While keeping up with surging demand for gas is hard enough, environmentalists are attacking natural gas pipelines to halt further reliance on a fuel they see as a problem. As the Journal explains, “Proponents of reducing the use of fossil fuels have had little luck limiting drilling in energy-rich regions. Instead, they’ve turned to fighting pipeline projects on environmental grounds in regions like New York and the Pacific Northwest, where they have a more sympathetic ear.”
The result is inadequate pipeline capacity, leading to price spikes and fuel shortages – and even an announcement from a utility in New York that it will no longer take any new gas customers for fear it can’t meet demand.
And while new pipelines keep hitting roadblocks, alternative-fuel power plants, namely coal plants, that provide balance to our power sector, continue to be forced into early retirement by electricity markets that seem incapable of recognizing and accounting for the building reliability crisis.

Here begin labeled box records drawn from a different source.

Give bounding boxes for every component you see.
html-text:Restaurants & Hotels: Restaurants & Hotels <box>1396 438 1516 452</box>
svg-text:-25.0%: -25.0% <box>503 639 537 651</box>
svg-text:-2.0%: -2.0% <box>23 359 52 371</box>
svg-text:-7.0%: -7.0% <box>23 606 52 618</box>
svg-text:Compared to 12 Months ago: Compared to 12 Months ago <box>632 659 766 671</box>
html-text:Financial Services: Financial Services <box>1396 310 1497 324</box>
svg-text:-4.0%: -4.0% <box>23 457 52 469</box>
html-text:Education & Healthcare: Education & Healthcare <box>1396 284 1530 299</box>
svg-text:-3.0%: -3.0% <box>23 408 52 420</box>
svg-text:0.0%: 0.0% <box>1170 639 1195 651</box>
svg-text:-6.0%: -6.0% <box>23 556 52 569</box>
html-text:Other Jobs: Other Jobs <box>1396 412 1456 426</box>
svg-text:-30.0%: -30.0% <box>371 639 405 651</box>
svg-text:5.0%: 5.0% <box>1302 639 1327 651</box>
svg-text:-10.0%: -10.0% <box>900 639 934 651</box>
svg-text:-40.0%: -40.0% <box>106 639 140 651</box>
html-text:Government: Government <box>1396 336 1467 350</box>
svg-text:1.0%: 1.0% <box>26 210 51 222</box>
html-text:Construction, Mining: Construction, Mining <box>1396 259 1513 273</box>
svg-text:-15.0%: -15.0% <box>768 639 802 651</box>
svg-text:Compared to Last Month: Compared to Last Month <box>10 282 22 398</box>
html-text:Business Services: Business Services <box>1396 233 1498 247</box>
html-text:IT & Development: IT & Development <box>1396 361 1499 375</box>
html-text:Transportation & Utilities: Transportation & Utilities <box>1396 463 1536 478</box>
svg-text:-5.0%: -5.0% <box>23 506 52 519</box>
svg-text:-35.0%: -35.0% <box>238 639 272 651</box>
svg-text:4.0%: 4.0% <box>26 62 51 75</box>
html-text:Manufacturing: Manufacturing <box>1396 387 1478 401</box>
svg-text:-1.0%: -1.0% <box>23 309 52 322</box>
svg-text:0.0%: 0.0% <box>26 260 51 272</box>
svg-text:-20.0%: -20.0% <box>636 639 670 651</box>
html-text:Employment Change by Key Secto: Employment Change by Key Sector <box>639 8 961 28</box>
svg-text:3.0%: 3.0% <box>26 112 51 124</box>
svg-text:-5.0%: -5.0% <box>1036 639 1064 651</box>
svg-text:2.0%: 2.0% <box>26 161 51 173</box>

Greater reliance on natural gas to take up the slack of the loss of the coal fleet is clearly a deeply flawed plan. Renewable energy hawks, determined to race ahead to an all-renewable grid, have an even worse one. While quick-ramping natural gas plants are currently being used to manage the swings in generation that come from solar and wind power, renewable boosters are counting on grid-scale energy storage to take their place. Batteries are their proposed solution to providing the essential backup required to maintain grid reliability, regardless of the weather. Except batteries aren’t up to the task.

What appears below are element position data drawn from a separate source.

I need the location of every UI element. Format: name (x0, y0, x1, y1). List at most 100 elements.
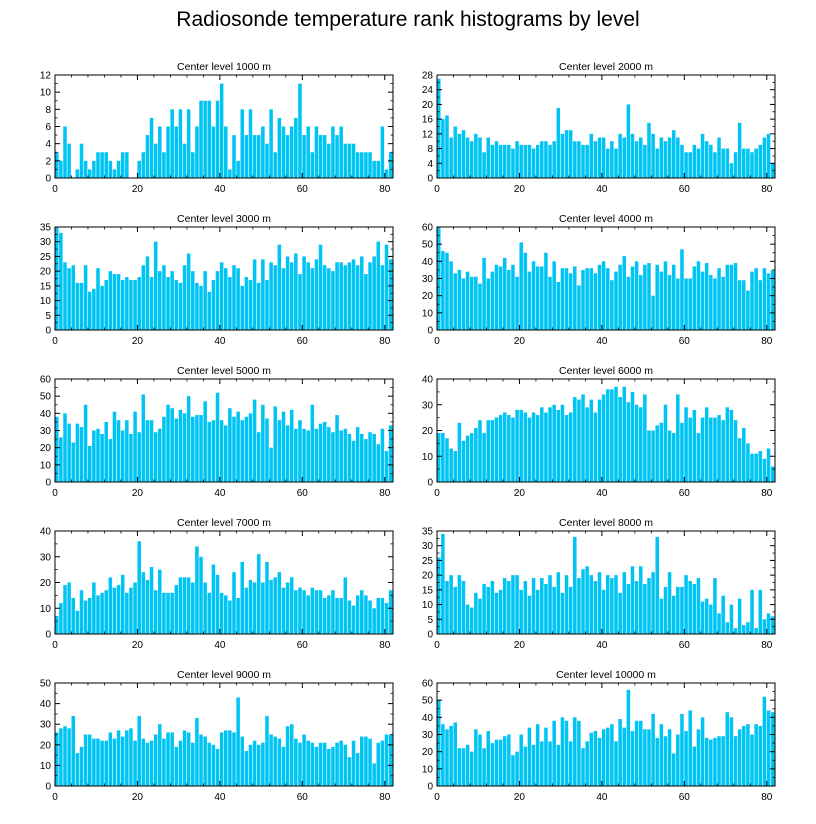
histogram-bar (153, 734, 158, 786)
histogram-bar (469, 607, 474, 634)
x-tick-label: 20 (132, 640, 144, 651)
histogram-bar (643, 583, 647, 634)
y-tick-label: 12 (422, 129, 434, 140)
histogram-bar (335, 135, 339, 178)
histogram-bar (174, 585, 179, 634)
x-tick-label: 20 (514, 184, 526, 195)
histogram-bar (556, 108, 561, 178)
y-tick-label: 8 (427, 144, 433, 155)
histogram-bar (638, 275, 643, 330)
histogram-bar (137, 432, 141, 482)
histogram-bar (368, 152, 372, 178)
histogram-bar (527, 417, 532, 483)
histogram-bar (289, 262, 294, 330)
histogram-bar (441, 433, 445, 482)
histogram-bar (692, 144, 697, 178)
panel-title: Center level 7000 m (177, 517, 271, 529)
histogram-bar (490, 271, 495, 330)
panel-title: Center level 10000 m (556, 669, 656, 681)
histogram-bar (593, 412, 598, 482)
panel-title: Center level 3000 m (177, 213, 271, 225)
histogram-bar (502, 257, 507, 330)
histogram-bar (535, 415, 540, 482)
histogram-bar (71, 442, 76, 482)
histogram-bar (667, 729, 672, 786)
histogram-bar (380, 126, 385, 178)
histogram-bar (302, 135, 306, 178)
histogram-bar (630, 266, 635, 330)
histogram-bar (597, 264, 602, 330)
histogram-bar (469, 141, 474, 178)
histogram-bar (170, 592, 174, 634)
histogram-bar (75, 610, 80, 634)
histogram-bar (494, 417, 499, 483)
histogram-bar (680, 422, 684, 482)
histogram-bar (573, 141, 577, 178)
histogram-bar (314, 428, 319, 482)
histogram-bar (327, 748, 331, 786)
histogram-bar (141, 152, 146, 178)
histogram-bar (149, 277, 154, 330)
histogram-bar (676, 734, 680, 786)
histogram-bar (162, 592, 166, 634)
histogram-bar (606, 148, 610, 178)
histogram-bar (83, 600, 88, 634)
histogram-bar (680, 586, 684, 634)
histogram-bar (327, 427, 331, 482)
histogram-bar (162, 738, 166, 786)
histogram-bar (170, 109, 174, 178)
panel-title: Center level 1000 m (177, 61, 271, 73)
histogram-bar (141, 394, 146, 482)
histogram-bar (663, 586, 668, 634)
histogram-bar (67, 423, 71, 482)
histogram-bar (770, 616, 775, 634)
histogram-bar (219, 592, 224, 634)
histogram-bar (355, 265, 360, 330)
histogram-bar (137, 160, 141, 178)
histogram-bar (568, 273, 573, 330)
y-tick-label: 0 (45, 174, 51, 185)
histogram-bar (585, 144, 589, 178)
histogram-bar (758, 144, 763, 178)
histogram-bar (182, 143, 187, 178)
histogram-bar (322, 742, 327, 786)
histogram-bar (461, 581, 466, 634)
histogram-bar (750, 152, 754, 178)
histogram-bar (704, 407, 709, 482)
histogram-bar (355, 427, 360, 482)
histogram-bar (610, 280, 614, 330)
histogram-bar (568, 741, 573, 786)
histogram-bar (692, 409, 697, 482)
x-tick-label: 40 (214, 184, 226, 195)
histogram-bar (306, 740, 310, 786)
histogram-bar (252, 259, 257, 330)
histogram-bar (224, 126, 228, 178)
histogram-bar (145, 420, 150, 482)
histogram-bar (314, 590, 319, 634)
histogram-bar (339, 430, 343, 482)
histogram-bar (186, 253, 191, 330)
histogram-bar (372, 608, 376, 634)
histogram-bar (540, 407, 544, 482)
histogram-bar (465, 271, 470, 330)
histogram-bar (754, 268, 758, 330)
histogram-bar (294, 253, 298, 330)
histogram-bar (178, 282, 183, 330)
histogram-bar (490, 420, 495, 482)
histogram-bar (655, 148, 659, 178)
x-tick-label: 80 (379, 184, 391, 195)
histogram-bar (622, 727, 627, 786)
histogram-bar (79, 590, 84, 634)
histogram-bar (207, 100, 212, 178)
histogram-bar (108, 271, 113, 330)
histogram-bar (638, 720, 643, 786)
histogram-bar (75, 169, 80, 178)
y-tick-label: 16 (422, 115, 434, 126)
histogram-bar (482, 583, 486, 634)
histogram-bar (630, 566, 635, 634)
histogram-bar (486, 586, 490, 634)
histogram-bar (622, 256, 627, 330)
histogram-bar (331, 746, 335, 786)
histogram-bar (153, 432, 158, 482)
histogram-bar (273, 406, 277, 482)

NERC’s Jim Robb spared no punches on the issue, recently telling reporters today’s utility-scale battery technology won’t cut it. It’s a sentiment echoed by former U.S. Energy Secretary Ernest Moniz who told Bloomberg News that short-term energy storage (batteries) can only do so much in integrating renewable power onto the grid. “It’s not going to handle a day, a week, a month, a season,” he said. To put a finer point on it, Wood Mackenzie just calculated that to move the grid to all renewable power would require 900 GW of energy storage. There is currently only 5.5 GW of battery storage in operation or under construction in the entire world.
If natural gas is proving no panacea and grid-scale energy storage is best suited for a few hours of backup, then it would seem prudent to maintain coal generation, the fuel-secure, baseload foundation of the grid. The path we are charging down is leaving regulators scratching their heads wondering just how regional grids haven’t collapsed. Eventually, our luck is going to run out. There will be no more rabbits to pull out of hats. Are we ready to reckon with the consequences?